Le mie dita crescono come rami e irradiano luce nell´aria.
Respirano gemme i miei occhi nei tuoi occhi
Splendenti le nostre bocche agitano fiori in mille movenze
Di ramo in ramo abbandoniamo noi stessi
Agitando fronde, sbocciando verdi onde
Mai dispersi, i miei passi abbracciano orizzonti che muovono vicini.

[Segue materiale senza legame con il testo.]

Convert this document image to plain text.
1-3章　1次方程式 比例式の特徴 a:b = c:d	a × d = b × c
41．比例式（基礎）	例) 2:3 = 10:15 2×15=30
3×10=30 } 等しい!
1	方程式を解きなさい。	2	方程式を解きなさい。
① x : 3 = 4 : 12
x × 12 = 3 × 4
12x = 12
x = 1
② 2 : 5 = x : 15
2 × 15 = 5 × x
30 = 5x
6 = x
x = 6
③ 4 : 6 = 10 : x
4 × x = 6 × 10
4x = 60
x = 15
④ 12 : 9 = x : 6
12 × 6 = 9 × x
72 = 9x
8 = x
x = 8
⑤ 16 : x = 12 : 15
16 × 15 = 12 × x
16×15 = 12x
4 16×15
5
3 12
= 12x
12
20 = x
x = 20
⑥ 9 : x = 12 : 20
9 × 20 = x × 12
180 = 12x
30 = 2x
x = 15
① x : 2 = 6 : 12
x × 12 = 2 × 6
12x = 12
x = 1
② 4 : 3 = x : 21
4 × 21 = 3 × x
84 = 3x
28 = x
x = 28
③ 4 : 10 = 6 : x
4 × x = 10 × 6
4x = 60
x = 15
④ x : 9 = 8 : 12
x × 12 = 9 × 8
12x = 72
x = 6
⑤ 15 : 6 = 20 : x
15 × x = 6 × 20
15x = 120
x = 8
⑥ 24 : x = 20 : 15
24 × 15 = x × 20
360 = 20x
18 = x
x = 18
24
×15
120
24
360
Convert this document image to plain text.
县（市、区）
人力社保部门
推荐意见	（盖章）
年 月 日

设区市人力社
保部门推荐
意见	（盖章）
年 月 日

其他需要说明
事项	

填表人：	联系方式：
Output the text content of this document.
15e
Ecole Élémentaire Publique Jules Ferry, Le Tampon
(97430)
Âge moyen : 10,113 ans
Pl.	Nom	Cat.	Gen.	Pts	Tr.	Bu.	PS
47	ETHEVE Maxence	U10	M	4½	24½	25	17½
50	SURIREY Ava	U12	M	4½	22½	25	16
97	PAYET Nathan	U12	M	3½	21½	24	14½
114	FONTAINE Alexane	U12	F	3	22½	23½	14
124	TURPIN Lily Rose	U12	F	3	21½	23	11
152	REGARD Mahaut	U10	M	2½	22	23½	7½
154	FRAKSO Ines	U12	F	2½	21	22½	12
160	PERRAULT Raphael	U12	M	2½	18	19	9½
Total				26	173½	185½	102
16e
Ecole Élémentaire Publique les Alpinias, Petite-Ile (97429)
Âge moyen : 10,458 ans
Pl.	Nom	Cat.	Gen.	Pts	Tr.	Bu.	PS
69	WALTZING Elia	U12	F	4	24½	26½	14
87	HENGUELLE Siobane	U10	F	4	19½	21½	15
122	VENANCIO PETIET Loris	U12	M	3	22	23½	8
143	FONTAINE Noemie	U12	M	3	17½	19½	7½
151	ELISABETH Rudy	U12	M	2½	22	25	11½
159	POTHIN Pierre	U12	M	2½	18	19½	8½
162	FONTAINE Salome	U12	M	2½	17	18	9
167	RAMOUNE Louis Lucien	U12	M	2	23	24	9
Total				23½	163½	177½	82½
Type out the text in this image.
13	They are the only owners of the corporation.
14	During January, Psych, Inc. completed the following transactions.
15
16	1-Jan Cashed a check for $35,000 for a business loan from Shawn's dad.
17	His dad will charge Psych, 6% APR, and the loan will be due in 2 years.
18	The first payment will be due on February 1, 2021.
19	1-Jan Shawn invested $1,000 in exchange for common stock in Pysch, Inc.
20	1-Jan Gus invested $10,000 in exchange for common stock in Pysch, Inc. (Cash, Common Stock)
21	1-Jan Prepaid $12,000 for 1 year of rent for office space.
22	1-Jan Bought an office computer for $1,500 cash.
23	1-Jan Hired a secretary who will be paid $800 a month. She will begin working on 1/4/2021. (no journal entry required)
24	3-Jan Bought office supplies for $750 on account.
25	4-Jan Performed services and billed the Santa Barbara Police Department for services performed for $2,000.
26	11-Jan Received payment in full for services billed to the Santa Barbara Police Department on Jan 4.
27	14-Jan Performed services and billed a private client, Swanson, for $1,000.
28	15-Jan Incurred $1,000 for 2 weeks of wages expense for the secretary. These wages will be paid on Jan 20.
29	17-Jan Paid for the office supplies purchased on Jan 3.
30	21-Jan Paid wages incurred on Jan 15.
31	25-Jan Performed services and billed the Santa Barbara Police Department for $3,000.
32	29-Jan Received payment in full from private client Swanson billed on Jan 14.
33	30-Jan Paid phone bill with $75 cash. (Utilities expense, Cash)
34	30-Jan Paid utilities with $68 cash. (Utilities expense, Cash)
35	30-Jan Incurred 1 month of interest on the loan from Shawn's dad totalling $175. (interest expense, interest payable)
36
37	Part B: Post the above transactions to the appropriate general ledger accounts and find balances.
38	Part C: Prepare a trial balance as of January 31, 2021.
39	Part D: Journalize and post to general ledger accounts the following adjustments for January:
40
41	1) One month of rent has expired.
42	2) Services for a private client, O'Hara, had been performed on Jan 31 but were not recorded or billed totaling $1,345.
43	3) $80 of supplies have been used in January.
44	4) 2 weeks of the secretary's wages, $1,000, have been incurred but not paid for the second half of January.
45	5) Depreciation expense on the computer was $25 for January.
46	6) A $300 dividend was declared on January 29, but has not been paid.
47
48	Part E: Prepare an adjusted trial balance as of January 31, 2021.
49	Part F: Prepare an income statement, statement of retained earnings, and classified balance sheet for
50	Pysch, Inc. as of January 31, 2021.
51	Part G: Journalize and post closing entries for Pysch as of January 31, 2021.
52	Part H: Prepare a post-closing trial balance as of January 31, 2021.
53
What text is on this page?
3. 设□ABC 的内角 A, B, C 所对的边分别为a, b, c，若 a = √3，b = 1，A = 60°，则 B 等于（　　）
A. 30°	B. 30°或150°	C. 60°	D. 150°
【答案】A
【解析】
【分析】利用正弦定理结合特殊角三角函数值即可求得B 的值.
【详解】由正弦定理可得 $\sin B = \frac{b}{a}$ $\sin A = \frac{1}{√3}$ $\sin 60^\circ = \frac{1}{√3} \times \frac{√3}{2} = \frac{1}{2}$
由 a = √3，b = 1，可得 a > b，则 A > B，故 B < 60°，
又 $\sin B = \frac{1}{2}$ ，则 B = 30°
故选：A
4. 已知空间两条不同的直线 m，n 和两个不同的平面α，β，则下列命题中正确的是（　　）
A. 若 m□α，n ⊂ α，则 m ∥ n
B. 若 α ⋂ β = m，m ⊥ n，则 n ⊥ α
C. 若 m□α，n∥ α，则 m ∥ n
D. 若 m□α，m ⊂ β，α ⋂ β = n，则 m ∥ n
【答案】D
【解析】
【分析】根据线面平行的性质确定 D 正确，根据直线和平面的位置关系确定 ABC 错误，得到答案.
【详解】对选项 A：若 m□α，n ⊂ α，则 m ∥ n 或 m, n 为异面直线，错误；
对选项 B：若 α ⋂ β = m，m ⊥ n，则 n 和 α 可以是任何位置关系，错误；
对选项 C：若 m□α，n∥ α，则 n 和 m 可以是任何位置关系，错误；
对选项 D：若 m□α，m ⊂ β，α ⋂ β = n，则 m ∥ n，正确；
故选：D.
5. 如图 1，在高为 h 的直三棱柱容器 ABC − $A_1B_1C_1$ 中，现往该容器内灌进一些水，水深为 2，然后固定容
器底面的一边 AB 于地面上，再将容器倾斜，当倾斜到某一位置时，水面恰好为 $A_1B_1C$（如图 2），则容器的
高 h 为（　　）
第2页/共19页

Forse, non ci sarà un domani per me.
Forse, il mio corpo si scaglierà come una pietra al fondo oltre la battigia.
Ma tu bella, ridente, figlia di assoluta primavera
Baciami in fronte, insegnami la pace dei lunghi giorni estivi
Aiutami, aiutami alla fonda, dove preparo lo scafo per la lunga navigazione.
Insegnami vita, insegnami amore!
Affretta oro e argento nella messe della quinta stagione.”
Giovanni Agnoloni intervista Massimo Maggiari
THIG GUY IS AN IDIOT, AND HIS POETRY SUCKS…..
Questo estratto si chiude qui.